ELEVATORS- funniest places in the world
- Grimace painfully while smacking your forehead and muttering "Shut up, all of you, just shut up!"
- When arriving at your floor, grunt and strain to yank the doors open, then act embarrassed when they open by themselves.
- Make explosion noises when anyone presses a button.
- Stare, grinning at another passenger for awhile, and then announce, "I have new socks on."
- Draw a little square on the floor with chalk and announce to the other passengers, "This is my personal space."
- When there's only one other person in the elevator, tap them on the shoulder and then pretend it wasn't you.
- Drop a pen and wait until someone reaches to help pick it up, then scream, "That's mine!"
- Stand really close to someone, sniffing them occasionally.
- When at least 8 people have boarded, moan from the back: "Oh, not now... motion sickness!"
- Show other passengers a wound and ask if it looks infected.
- Call out, "group hug!", then enforce it.
- Frown and mutter "gotta go, gotta go" then sigh and say "oops!"
- Tell people that you can see their aura.
- If anyone brushes against you, recoil and holler "Bad touch!"
- While the doors are opening, hurriedly whisper, "Hide it...quick!" then whistle innocently.
Fun at the MALL
- Try pants on backwards. Ask the salesperson if they make your butt look big.
- Go down the up escalator and start yelling angrily when you realize that you aren't moving.
- Take things from people's carts and see if they notice.

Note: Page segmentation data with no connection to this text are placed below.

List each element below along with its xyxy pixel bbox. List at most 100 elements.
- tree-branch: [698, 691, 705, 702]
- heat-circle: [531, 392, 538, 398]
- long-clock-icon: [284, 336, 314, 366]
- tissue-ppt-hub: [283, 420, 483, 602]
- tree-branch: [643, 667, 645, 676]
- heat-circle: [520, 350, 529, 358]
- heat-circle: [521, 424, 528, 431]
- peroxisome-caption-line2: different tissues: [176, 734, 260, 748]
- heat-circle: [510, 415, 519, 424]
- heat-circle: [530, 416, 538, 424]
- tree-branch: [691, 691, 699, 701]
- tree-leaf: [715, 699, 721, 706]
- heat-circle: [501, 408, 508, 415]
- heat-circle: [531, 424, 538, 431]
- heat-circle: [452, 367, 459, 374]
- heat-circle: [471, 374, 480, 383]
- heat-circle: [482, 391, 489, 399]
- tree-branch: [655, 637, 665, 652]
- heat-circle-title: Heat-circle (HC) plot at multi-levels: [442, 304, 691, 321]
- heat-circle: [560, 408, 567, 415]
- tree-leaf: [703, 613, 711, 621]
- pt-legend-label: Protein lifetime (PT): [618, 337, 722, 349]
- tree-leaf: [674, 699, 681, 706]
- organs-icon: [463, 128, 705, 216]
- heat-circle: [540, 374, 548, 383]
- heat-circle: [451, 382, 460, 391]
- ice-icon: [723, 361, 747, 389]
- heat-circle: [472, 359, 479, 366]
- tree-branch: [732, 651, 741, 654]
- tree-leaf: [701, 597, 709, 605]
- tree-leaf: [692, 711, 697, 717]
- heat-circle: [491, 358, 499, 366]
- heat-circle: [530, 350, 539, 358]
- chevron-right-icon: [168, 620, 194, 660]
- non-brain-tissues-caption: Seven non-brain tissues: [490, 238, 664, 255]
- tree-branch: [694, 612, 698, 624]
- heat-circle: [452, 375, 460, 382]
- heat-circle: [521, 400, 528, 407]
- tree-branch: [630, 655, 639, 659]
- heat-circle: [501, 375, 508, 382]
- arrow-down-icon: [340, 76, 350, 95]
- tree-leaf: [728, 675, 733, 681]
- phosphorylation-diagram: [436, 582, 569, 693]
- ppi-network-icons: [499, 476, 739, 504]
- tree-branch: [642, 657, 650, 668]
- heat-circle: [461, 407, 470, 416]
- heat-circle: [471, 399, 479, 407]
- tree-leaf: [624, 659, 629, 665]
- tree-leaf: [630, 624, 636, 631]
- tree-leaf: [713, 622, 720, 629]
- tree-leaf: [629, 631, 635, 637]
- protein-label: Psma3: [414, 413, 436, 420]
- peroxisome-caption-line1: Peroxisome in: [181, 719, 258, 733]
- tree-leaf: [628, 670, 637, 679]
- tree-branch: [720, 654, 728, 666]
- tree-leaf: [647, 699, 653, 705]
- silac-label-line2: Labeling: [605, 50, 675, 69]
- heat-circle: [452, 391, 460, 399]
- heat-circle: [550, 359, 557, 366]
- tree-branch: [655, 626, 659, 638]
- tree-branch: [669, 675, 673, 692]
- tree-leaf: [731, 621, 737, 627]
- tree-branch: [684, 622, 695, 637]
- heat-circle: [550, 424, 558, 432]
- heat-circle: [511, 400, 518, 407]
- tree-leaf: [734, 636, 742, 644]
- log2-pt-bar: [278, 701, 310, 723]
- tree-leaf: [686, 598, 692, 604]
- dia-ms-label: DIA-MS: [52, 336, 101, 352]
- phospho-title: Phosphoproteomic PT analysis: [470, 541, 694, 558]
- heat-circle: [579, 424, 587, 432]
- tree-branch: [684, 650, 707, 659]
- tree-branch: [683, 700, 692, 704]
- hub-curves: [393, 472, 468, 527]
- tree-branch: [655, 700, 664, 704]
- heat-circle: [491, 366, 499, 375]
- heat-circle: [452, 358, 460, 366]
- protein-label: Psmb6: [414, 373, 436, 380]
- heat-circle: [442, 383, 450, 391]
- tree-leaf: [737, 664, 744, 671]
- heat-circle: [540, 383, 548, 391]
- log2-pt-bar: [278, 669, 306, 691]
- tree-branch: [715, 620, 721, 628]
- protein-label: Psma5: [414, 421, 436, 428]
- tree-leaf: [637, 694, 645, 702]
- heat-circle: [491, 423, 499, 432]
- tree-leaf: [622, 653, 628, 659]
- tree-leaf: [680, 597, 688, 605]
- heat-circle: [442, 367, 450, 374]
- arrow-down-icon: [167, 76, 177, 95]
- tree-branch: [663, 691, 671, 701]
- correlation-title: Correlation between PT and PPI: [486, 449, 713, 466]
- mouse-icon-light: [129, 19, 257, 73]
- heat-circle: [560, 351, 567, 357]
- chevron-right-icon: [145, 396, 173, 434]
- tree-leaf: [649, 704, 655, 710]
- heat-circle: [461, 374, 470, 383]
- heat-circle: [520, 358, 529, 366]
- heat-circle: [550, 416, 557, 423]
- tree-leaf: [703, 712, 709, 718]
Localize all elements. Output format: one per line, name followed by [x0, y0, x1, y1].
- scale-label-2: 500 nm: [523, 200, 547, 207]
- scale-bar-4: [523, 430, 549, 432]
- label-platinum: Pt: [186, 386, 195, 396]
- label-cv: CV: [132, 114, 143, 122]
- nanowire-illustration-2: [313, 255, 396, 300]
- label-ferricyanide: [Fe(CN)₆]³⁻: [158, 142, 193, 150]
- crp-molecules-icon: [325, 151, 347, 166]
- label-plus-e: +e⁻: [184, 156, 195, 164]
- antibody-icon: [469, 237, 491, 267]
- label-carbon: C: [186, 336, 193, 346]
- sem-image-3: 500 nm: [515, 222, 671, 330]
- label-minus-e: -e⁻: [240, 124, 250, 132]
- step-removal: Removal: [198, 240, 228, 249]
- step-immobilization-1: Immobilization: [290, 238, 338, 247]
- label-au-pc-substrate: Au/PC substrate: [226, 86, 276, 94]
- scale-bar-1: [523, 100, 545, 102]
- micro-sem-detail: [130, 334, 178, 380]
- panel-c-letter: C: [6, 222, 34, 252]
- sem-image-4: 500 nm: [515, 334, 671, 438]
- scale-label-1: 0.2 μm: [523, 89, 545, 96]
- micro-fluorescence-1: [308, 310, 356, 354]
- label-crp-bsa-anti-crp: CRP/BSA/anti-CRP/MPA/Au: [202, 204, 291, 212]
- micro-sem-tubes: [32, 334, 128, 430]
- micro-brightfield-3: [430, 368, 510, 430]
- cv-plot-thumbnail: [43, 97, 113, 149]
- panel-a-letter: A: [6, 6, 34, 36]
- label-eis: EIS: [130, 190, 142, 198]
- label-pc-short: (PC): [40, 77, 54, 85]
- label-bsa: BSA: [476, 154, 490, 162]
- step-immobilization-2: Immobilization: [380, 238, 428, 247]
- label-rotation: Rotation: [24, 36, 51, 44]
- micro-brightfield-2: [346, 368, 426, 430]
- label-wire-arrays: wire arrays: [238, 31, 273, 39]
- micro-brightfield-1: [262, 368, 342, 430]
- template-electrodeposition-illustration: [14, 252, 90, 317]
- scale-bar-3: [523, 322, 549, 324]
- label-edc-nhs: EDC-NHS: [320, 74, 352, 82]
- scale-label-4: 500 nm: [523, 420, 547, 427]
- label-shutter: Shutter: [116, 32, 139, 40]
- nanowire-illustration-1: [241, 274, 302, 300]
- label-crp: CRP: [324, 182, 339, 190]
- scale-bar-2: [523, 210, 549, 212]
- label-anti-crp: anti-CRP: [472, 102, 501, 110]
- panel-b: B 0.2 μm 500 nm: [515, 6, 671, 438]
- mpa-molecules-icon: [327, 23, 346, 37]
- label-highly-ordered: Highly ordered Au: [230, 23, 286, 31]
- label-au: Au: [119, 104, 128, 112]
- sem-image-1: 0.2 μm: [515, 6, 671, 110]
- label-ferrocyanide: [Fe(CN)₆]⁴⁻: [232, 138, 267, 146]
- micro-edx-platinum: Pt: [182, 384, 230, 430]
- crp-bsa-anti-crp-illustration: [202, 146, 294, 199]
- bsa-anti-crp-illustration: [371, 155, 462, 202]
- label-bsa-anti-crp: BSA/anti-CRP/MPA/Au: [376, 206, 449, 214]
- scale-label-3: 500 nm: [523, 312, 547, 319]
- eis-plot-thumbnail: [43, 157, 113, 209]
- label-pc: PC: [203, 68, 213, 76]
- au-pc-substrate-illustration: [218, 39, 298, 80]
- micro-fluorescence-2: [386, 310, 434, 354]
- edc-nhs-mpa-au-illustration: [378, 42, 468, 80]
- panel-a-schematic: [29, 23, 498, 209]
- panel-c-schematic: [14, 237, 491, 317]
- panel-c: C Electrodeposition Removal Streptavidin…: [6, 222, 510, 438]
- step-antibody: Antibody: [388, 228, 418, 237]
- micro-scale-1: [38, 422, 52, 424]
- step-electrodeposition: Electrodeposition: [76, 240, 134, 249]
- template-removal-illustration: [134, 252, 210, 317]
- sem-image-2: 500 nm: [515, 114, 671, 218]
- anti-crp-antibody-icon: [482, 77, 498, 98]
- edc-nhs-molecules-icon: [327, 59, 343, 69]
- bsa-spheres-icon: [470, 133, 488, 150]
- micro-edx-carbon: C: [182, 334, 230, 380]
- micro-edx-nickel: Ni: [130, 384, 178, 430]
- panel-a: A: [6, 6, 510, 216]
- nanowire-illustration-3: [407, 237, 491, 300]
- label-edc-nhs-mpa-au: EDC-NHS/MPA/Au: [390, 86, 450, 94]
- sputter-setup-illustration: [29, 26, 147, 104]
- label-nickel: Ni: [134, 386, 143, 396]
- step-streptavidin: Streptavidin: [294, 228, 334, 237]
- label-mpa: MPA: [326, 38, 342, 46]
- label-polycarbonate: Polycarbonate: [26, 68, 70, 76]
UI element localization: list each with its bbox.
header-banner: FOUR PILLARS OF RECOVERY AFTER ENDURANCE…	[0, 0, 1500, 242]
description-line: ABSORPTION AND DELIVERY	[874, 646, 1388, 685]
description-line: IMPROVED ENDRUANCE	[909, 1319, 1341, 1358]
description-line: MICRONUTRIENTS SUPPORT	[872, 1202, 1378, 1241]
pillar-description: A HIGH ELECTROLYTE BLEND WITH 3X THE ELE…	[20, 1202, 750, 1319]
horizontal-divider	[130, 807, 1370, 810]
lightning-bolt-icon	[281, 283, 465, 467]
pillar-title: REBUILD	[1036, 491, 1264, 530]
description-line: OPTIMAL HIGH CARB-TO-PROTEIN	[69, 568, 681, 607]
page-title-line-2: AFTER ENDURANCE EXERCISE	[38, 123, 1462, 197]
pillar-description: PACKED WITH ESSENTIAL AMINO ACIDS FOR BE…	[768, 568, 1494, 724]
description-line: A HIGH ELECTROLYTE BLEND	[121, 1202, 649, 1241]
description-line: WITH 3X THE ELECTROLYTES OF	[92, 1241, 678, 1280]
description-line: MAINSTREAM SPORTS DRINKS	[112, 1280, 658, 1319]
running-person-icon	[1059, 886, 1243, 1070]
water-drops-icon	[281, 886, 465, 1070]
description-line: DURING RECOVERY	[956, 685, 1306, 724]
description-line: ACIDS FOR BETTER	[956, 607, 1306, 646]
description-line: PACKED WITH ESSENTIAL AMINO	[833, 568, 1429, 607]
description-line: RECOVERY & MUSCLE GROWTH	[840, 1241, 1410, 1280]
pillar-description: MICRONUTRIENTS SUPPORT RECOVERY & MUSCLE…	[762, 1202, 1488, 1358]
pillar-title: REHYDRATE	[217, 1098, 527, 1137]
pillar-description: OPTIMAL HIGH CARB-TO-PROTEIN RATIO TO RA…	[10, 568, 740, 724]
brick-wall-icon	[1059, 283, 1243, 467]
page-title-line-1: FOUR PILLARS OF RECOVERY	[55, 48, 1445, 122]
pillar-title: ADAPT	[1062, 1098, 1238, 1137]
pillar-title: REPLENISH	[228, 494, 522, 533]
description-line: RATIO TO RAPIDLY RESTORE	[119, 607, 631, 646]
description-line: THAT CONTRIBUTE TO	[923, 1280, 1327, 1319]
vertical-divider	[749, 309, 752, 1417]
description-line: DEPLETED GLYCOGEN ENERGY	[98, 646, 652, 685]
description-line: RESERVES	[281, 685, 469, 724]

- Go to a vending machine and order a can of soda. Then take it out, shake it up, and leave it in the machine and wait until someone comes.
- Go to a clothing store and buy clothes that is for the opposite gender and is 10x too big for you. Return it in 20 minutes, saying that you weren't quite "feeling it".
- Find a bench with someone sitting on it. Sit on the opposite end as them. Slowly inch your way closer to them until your touching them.
- Go near a bathroom and then ask someone where it is. When they point it out to you, give them a dirty look and walk away.
- Ask if a particular saw cuts through bone.
- Buy a bunch of clothes. Return them later, and when the salesperson asks why, say "they didn't look good on my dog"
- Pose as a dummy in a department store.
More things to do to make SCHOOL more interesting
- Walk backwards and when you bump into someone yell, “Watch where you’re going! Geez!”
- Pretend to fall asleep and when anyone touches you or talks to you, ‘wake up’ and yell, “Can’t anyone get some decent sleep around here?”
- Run into walls and apologize to them.
- Every time you see one of your friends, shout, “Hello!” really loudly from across the room.
- Say serious things in a sarcastic tone and sarcastic things in a serious tone.
- Bring in a metal cup with some change in it and start clanging it around as if you’re a beggar.
- Hand out detention slips to people you dislike while wearing a band labeled “Detention
Monitor - Grin broadly and say, “I didn’t take my
medication today! - Draw a stick figure and ask your art teacher, “Isn’t it beyootiful?”
- Have conversations with yourself.
- Dance to your classes.
- Bring a Glad product to school and whenever someone gets mad at you, say, “Don’t get mad! Get Glad!” Then hold up the Glad product.
- Randomly shout, “Are we there yet?”
- Run down the halls screaming, “Bob is coming! BOB IS COMING!
- Stare at someone and if/when they stare back at you, yell, “Staring is extremely impolite!